Thursday, August 6, 2015

A Unicode fgetc() in PHP

In preparation for a presentation I'm giving at this month's Syracuse PHP Users Group meeting, I found the need to read in Unicode characters in PHP one at a time. Unicode is still second-class in PHP; PHP6 failed and we have to fallback to extensions like the mbstring extension and/or libraries like Portable UTF-8. And even with those, I didn't see a unicode-capable fgetc() so I wrote my own.

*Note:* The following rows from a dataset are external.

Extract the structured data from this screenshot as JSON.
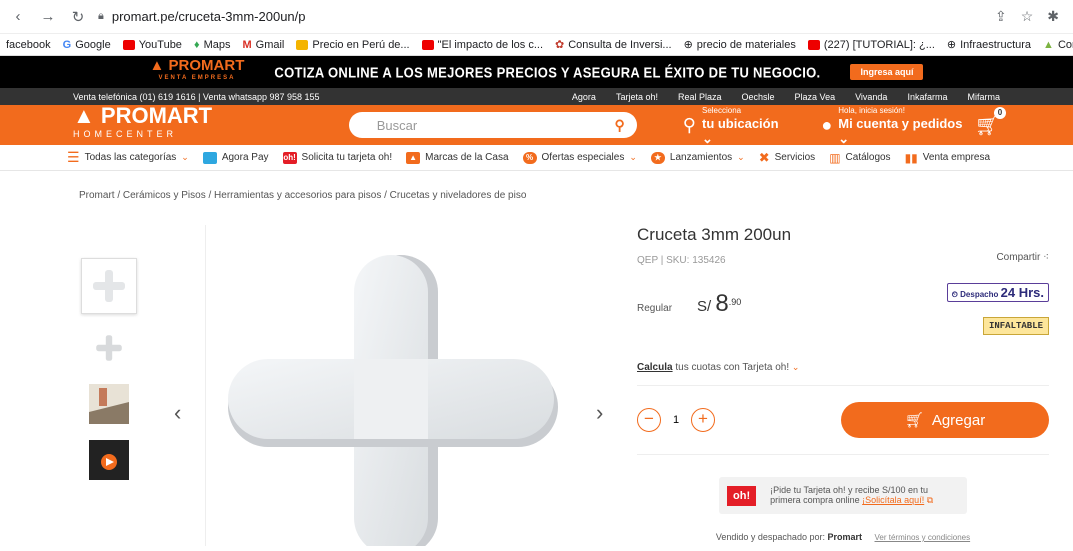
{
  "browser": {
    "url": "promart.pe/cruceta-3mm-200un/p",
    "bookmarks": [
      "facebook",
      "Google",
      "YouTube",
      "Maps",
      "Gmail",
      "Precio en Perú de...",
      "\"El impacto de los c...",
      "Consulta de Inversi...",
      "precio de materiales",
      "(227) [TUTORIAL]: ¿...",
      "Infraestructura",
      "Controlar los costos..."
    ]
  },
  "promo": {
    "logo": "PROMART",
    "logo_sub": "VENTA EMPRESA",
    "text": "COTIZA ONLINE A LOS MEJORES PRECIOS Y ASEGURA EL ÉXITO DE TU NEGOCIO.",
    "button": "Ingresa aquí"
  },
  "topbar": {
    "contact": "Venta telefónica (01) 619 1616  |  Venta whatsapp 987 958 155",
    "links": [
      "Agora",
      "Tarjeta oh!",
      "Real Plaza",
      "Oechsle",
      "Plaza Vea",
      "Vivanda",
      "Inkafarma",
      "Mifarma"
    ]
  },
  "header": {
    "logo": "PROMART",
    "logo_sub": "HOMECENTER",
    "search_placeholder": "Buscar",
    "location_small": "Selecciona",
    "location_big": "tu ubicación",
    "account_small": "Hola, inicia sesión!",
    "account_big": "Mi cuenta y pedidos",
    "cart_count": "0"
  },
  "categories": [
    "Todas las categorías",
    "Agora Pay",
    "Solicita tu tarjeta oh!",
    "Marcas de la Casa",
    "Ofertas especiales",
    "Lanzamientos",
    "Servicios",
    "Catálogos",
    "Venta empresa"
  ],
  "breadcrumb": "Promart  /  Cerámicos y Pisos  /  Herramientas y accesorios para pisos  /  Crucetas y niveladores de piso",
  "product": {
    "title": "Cruceta 3mm 200un",
    "sku": "QEP  |  SKU: 135426",
    "share": "Compartir",
    "price_label": "Regular",
    "currency": "S/",
    "price_int": "8",
    "price_dec": ".90",
    "despacho": "Despacho",
    "despacho_hours": "24 Hrs.",
    "badge": "INFALTABLE",
    "calcula_link": "Calcula",
    "calcula_text": " tus cuotas con Tarjeta oh!",
    "quantity": "1",
    "add_button": "Agregar",
    "oh_logo": "oh!",
    "oh_text": "¡Pide tu Tarjeta oh! y recibe S/100 en tu primera compra online ",
    "oh_link": "¡Solicítala aquí!",
    "sold_by_label": "Vendido y despachado por: ",
    "sold_by": "Promart",
    "terms": "Ver términos y condiciones"
  }
}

Years ago, I wrote a post describing how to read Unicode characters in C, so the logic was already familiar. As a refresher, UTF-8 is a multi-byte encoding scheme capable of representing over 2 million characters using 4 bytes or less. The first 128 characters are encoded the same as 7-bit ASCII with 0 as the most-significant bit. The other characters are encoded using multiple bytes, each byte with 1 as the most-significant bit. The bit pattern in the first byte of a multi-byte sequence tells us how many bytes are needed to represent the character.

Here's what the function looks like:

function ufgetc($fp)
{
    // mask values for first byte's bit patterns
    static $mask = [
        192, // 110xxxxx
        224, // 1110xxxx
        240  // 11110xxx
    ];

    // read first byte
    $ch = fgetc($fp);
    if ($ch === false) {
        // return false on EOF
        return false;
    }

    // single-byte character
    if ((ord($ch) & $mask[0]) != $mask[0]) {
        return $ch;
    }

    // multi-byte character
    $buf = $ch;
    for ($i = 0; $i < count($mask); $i++) {
        if ((ord($ch) & $mask[$i]) != $mask[$i]) {
            break;
        }
        $buf .= fgetc($fp);
    }
    return $buf;
}
PHP's fgetc() reads in 8 bits at a time just like it's counterpart in C, but these bytes are represented as a single-character string in PHP's type system so we need to use the byte's integer value for the mask check to succeed.